Our toes won't freeze, but that may be cold comfort.

"Real estate investment trusts are showing an increasing interest in renting roof space to companies and utilities that can install and manage solar panels on top of their buildings." from news post above.

my house is 30 feet by 70 feet. i have enough space to install a 15KW PV solar system. i currently have a 3KW system. it's covered in 6 inches of snow and not providing any output. 3 years ago it cost me $25,000 to do so. right now i estimate a 15 KW system to cost $110,000 up front.

i think there is a limit on the size of the system a tax rebate can be claimed on a residence. a 15 KW system would power my needs completely and pump juice back into the grid. i'm paying 12 cents a kilowatt hour. it would take a long time to recoup either investment.

if the gubbermint pays for everything for a commercial property and the owner of the system can get 12 cents a kilowatt hour for the juice that is great (for the owner!) but society pays twice for the juice. because of the gubbermint subsidy (from higher taxes) and then from buying the juice. prices for solar systems have to drop another 30% to be realistic. where's china when you really need a discount manufacturing nation?

anyone want to rent my roof and populate it with panels? let's talk.
i want to find out how badly i will be "juiced" for making juice. how does a feller get a sweet heart deal?

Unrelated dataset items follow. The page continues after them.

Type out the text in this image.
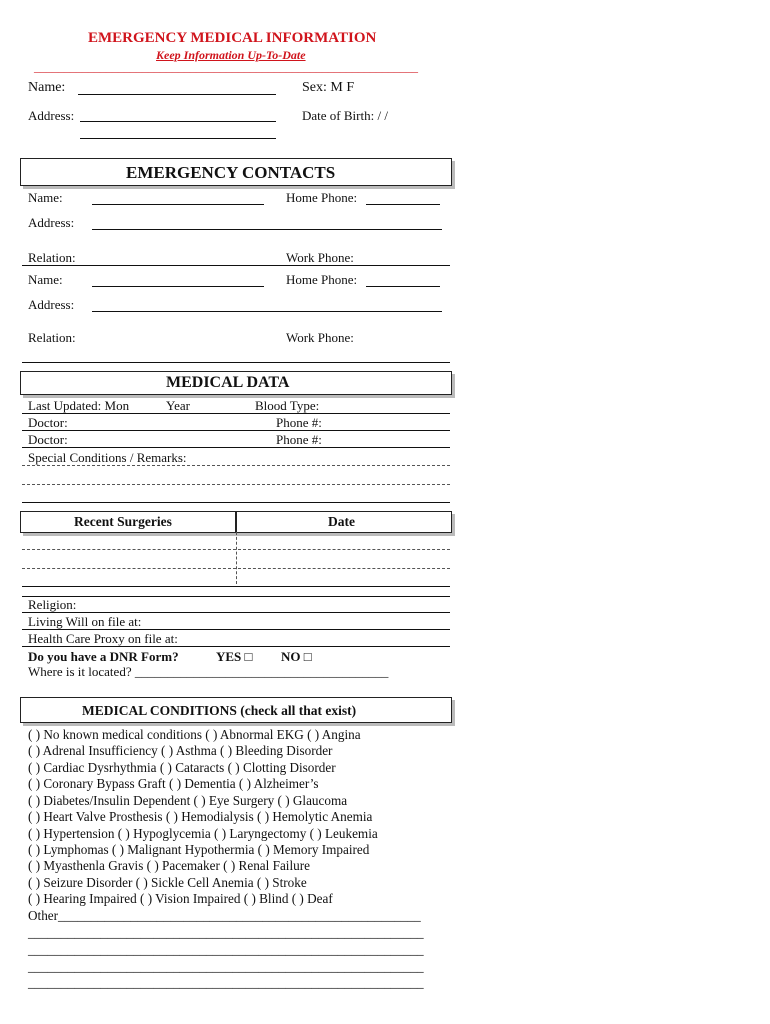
EMERGENCY MEDICAL INFORMATION
Keep Information Up-To-Date
________________________________________________________________
Name:	Sex: M F
Address:	Date of Birth: / /
EMERGENCY CONTACTS
Name:	Home Phone:
Address:
Relation:	Work Phone:
Name:	Home Phone:
Address:
Relation:	Work Phone:
MEDICAL DATA
Last Updated: Mon	Year	Blood Type:
Doctor:	Phone #:
Doctor:	Phone #:
Special Conditions / Remarks:
Recent Surgeries	Date
Religion:
Living Will on file at:
Health Care Proxy on file at:
Do you have a DNR Form?	YES □ NO □
Where is it located? _______________________________________
MEDICAL CONDITIONS (check all that exist)
( ) No known medical conditions ( ) Abnormal EKG ( ) Angina
( ) Adrenal Insufficiency ( ) Asthma ( ) Bleeding Disorder
( ) Cardiac Dysrhythmia ( ) Cataracts ( ) Clotting Disorder
( ) Coronary Bypass Graft ( ) Dementia ( ) Alzheimer’s
( ) Diabetes/Insulin Dependent ( ) Eye Surgery ( ) Glaucoma
( ) Heart Valve Prosthesis ( ) Hemodialysis ( ) Hemolytic Anemia
( ) Hypertension ( ) Hypoglycemia ( ) Laryngectomy ( ) Leukemia
( ) Lymphomas ( ) Malignant Hypothermia ( ) Memory Impaired
( ) Myasthenla Gravis ( ) Pacemaker ( ) Renal Failure
( ) Seizure Disorder ( ) Sickle Cell Anemia ( ) Stroke
( ) Hearing Impaired ( ) Vision Impaired ( ) Blind ( ) Deaf
Other_______________________________________________________
____________________________________________________________
____________________________________________________________
____________________________________________________________
____________________________________________________________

i used standard 15% conversion panels. i notice 30% conversion panels cost more than double. what's up with that?

in fact what ever happened to all those printable solar cells? another case of "too cheap to meter". and 5% conversion? forget about it. SN@RX! (i almost forgot...it's all good)

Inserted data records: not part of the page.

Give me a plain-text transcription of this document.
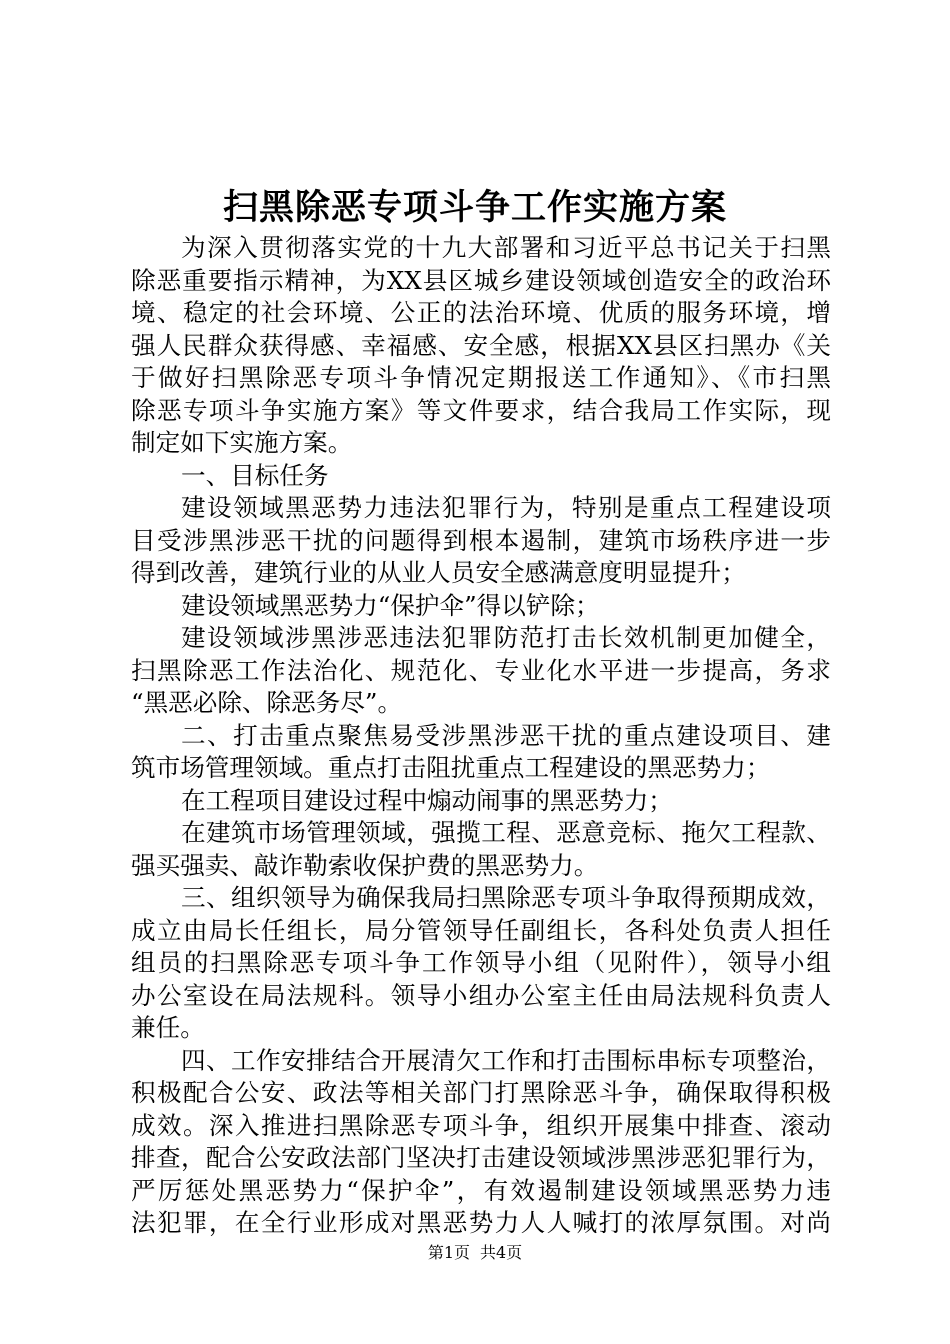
扫黑除恶专项斗争工作实施方案
为深入贯彻落实党的十九大部署和习近平总书记关于扫黑
除恶重要指示精神，为XX县区城乡建设领域创造安全的政治环
境、稳定的社会环境、公正的法治环境、优质的服务环境，增
强人民群众获得感、幸福感、安全感，根据XX县区扫黑办《关
于做好扫黑除恶专项斗争情况定期报送工作通知》、《市扫黑
除恶专项斗争实施方案》等文件要求，结合我局工作实际，现
制定如下实施方案。
一、目标任务
建设领域黑恶势力违法犯罪行为，特别是重点工程建设项
目受涉黑涉恶干扰的问题得到根本遏制，建筑市场秩序进一步
得到改善，建筑行业的从业人员安全感满意度明显提升；
建设领域黑恶势力“保护伞”得以铲除；
建设领域涉黑涉恶违法犯罪防范打击长效机制更加健全，
扫黑除恶工作法治化、规范化、专业化水平进一步提高，务求
“黑恶必除、除恶务尽”。
二、打击重点聚焦易受涉黑涉恶干扰的重点建设项目、建
筑市场管理领域。重点打击阻扰重点工程建设的黑恶势力；
在工程项目建设过程中煽动闹事的黑恶势力；
在建筑市场管理领域，强揽工程、恶意竞标、拖欠工程款、
强买强卖、敲诈勒索收保护费的黑恶势力。
三、组织领导为确保我局扫黑除恶专项斗争取得预期成效，
成立由局长任组长，局分管领导任副组长，各科处负责人担任
组员的扫黑除恶专项斗争工作领导小组（见附件），领导小组
办公室设在局法规科。领导小组办公室主任由局法规科负责人
兼任。
四、工作安排结合开展清欠工作和打击围标串标专项整治，
积极配合公安、政法等相关部门打黑除恶斗争，确保取得积极
成效。深入推进扫黑除恶专项斗争，组织开展集中排查、滚动
排查，配合公安政法部门坚决打击建设领域涉黑涉恶犯罪行为，
严厉惩处黑恶势力“保护伞”，有效遏制建设领域黑恶势力违
法犯罪，在全行业形成对黑恶势力人人喊打的浓厚氛围。对尚
第1页 共4页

i used standard 15% conversion panels. i notice 30% conversion panels cost more than double. what's up with that?

I think anything over 19-20% is mega hi tech. The best out there is about 40%, but you need highly concentrated light to get that sort of efficiency. The concentrating solar PV people use this stuff, in junction with mirrors and or lenses to concentrate the light. Of course at that sort of intensity, you need some pretty elaborate cooling, otherwise your expensive hightech PV would meltdown within seconds. You also need to tracker to keep these babies pointing directly at the sun. Its not clear if optics combined with high efficiency cells can win the cost race against lowertech flat panels.

I think anything over 19-20% is mega hi tech.

Yep! Pretty much.

humbaba asked above:

in fact what ever happened to all those printable solar cells? another case of "too cheap to meter". and 5% conversion? forget about it. SN@RX! (i almost forgot...it's all good)

They are coming on line at about 15% efficiency which isn't bad all things considered.